Les dessous de nos barricades

Ces derniers mois, les barricades font partie intégrante du quotidien de ceux qui vivent en Haïti. Nombreux ont déjà vécu les mésaventures de ces fameux barrages, mais personne n’ose en parler publiquement .Comme si indexer les pratiques qui naissent derrière les barricades était synonyme de jouer avec le feu. Pour les générations à venir, Le Nouvelliste a choisi de décrire ce qui se passe majoritairement derrière les barricades au temps du « peyi lòk ».

Publié le 2019-10-21 | lenouvelliste.com

Qu’elles soient faites de pierres, de troncs et de branches d’arbres, de carcasses de véhicules, de véhicules qu’on contraint les chauffeurs à entrecroiser sur la voie publique, de tessons de bouteilles, de chaînes obstruant le passage des ponts, de câbles de compagnies de télécommunication ou de pneus enflammés, les barricades se révèlent être une arme redoutable entre les mains des protestataires quand il faut parler de la puissance de feu des forces antagoniques.

Ces barricades sont si profitables aux politiques que « jere barikad nou » est devenue la phrase créole des leaders de la lutte contre le pouvoir de Jovenel Moïse. Cependant, loin de la bonne volonté des politiciens qui veulent tous travailler au profit du peuple, sous les barricades qui jonchent les rues, souffle bien souvent un vent de libertinage de taille à donner froid dans le dos.

La violence

Est-ce pour se protéger du camp adverse ou par simple désir de dominer les citoyens qui vaquent à leurs activités en toute insouciance en temps de « peyi lòk » ? Certains protestataires ne se contentent pas de bloquer la voie publique, mais  lancent aussi des pierres et des bouteilles en verre en direction des passants qui cherchent à se frayer un chemin pour contourner les barricades.

De plus, les motocyclistes et leurs passagers souvent élancés à grande vitesse, se prennent brutalement dans des cordes tendues sur la route.

Dans ces circonstances, les victimes des barricades n'osent pas gronder l'agresseur, craignant de se faire tuer par des individus armés qui rodent souvent dans les parages. Estropié ou pas, mieux vaut continuer sa route sans rechigner pour ne pas être pris pour l’ennemi, responsable du mal-être de la nation.

Droit de passage

Dans la logique des barricades qu’on peut jeter sur la voie publique selon son gré, certains en font une source de revenus. À certains points, les véhicules sont accueillis par des passeurs qui proposent leur aide moyennant quelques billets de banque. Ce faisant, ils jouent sur leur «réputation» dans la zone. Dans d’autres endroits, ce sont des protestataires mêmes qui exigent un droit de passage. Le pire dans ce schéma, c'est quand l’intéressé négocie avec un membre qui n’est pas assez influent pour soumettre le reste du groupe.

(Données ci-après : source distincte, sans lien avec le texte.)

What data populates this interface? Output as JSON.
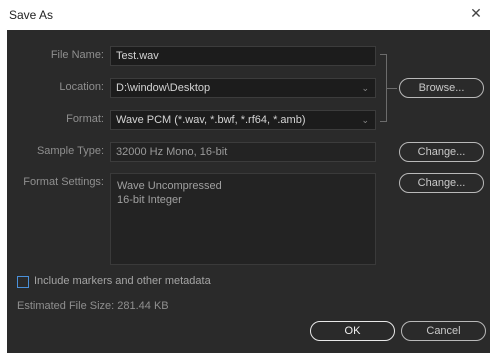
{
  "window": {
    "title": "Save As",
    "close_glyph": "✕"
  },
  "form": {
    "file_name": {
      "label": "File Name:",
      "value": "Test.wav"
    },
    "location": {
      "label": "Location:",
      "value": "D:\\window\\Desktop",
      "chevron": "⌄"
    },
    "format": {
      "label": "Format:",
      "value": "Wave PCM (*.wav, *.bwf, *.rf64, *.amb)",
      "chevron": "⌄"
    },
    "sample_type": {
      "label": "Sample Type:",
      "value": "32000 Hz Mono, 16-bit"
    },
    "format_settings": {
      "label": "Format Settings:",
      "lines": [
        "Wave Uncompressed",
        "16-bit Integer"
      ]
    }
  },
  "buttons": {
    "browse": "Browse...",
    "change_sample": "Change...",
    "change_format": "Change...",
    "ok": "OK",
    "cancel": "Cancel"
  },
  "options": {
    "include_markers": {
      "label": "Include markers and other metadata",
      "checked": false
    }
  },
  "estimated_size": "Estimated File Size: 281.44 KB",
  "icons": {
    "close": "close-icon",
    "dropdown": "chevron-down-icon"
  },
  "colors": {
    "panel_bg": "#2a2a2a",
    "field_bg": "#1c1c1c",
    "checkbox_border": "#4a90d9"
  }
}
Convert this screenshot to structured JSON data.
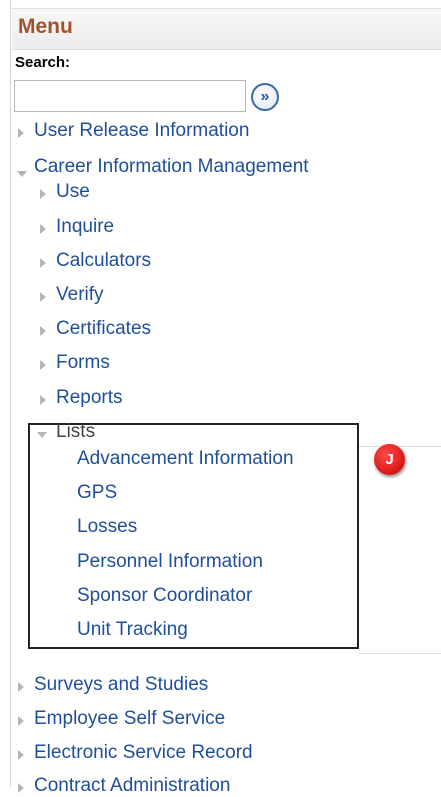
{
  "menu": {
    "title": "Menu"
  },
  "search": {
    "label": "Search:",
    "value": "",
    "go_icon": "double-chevron-right",
    "go_glyph": "»"
  },
  "items": {
    "user_release": "User Release Information",
    "career_mgmt": "Career Information Management",
    "use": "Use",
    "inquire": "Inquire",
    "calculators": "Calculators",
    "verify": "Verify",
    "certificates": "Certificates",
    "forms": "Forms",
    "reports": "Reports",
    "lists": "Lists",
    "advancement": "Advancement Information",
    "gps": "GPS",
    "losses": "Losses",
    "personnel": "Personnel Information",
    "sponsor": "Sponsor Coordinator",
    "unit_tracking": "Unit Tracking",
    "surveys": "Surveys and Studies",
    "employee_self_service": "Employee Self Service",
    "electronic_service_record": "Electronic Service Record",
    "contract_admin": "Contract Administration"
  },
  "callout": {
    "letter": "J",
    "color": "#d40000"
  },
  "colors": {
    "link": "#1f4f99",
    "menu_title": "#a0522d",
    "highlight_box": "#222222"
  }
}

En parlant de droit de traverser une barricade, à Mariani, entrée sud de la capitale, on a expérimenté une nouvelle formule pour extorquer de l’argent. Dans cette zone, on a résolu de former un épouvantail, l’allonger à côté de la route, pour le couvrir d’un drap blanc comme on fait pour ceux qui sont morts sur la voie publique et d’attendre l’arrivée d’une moto ou d’une voiture pour dire au chauffeur : «  Fais le geste qu’il faut si tu ne veux pas rejoindre ce vilain que nous venons d’abattre à cause de sa mesquinerie. »

À tout cela, il faut ajouter ceux qui, au nom du peuple, dépouillent les passants dans les heures un peu tardives, derrière les barricades, loin de l’action du militant qui accompagne les plus faibles et aident à gérer les urgences en temps de crise.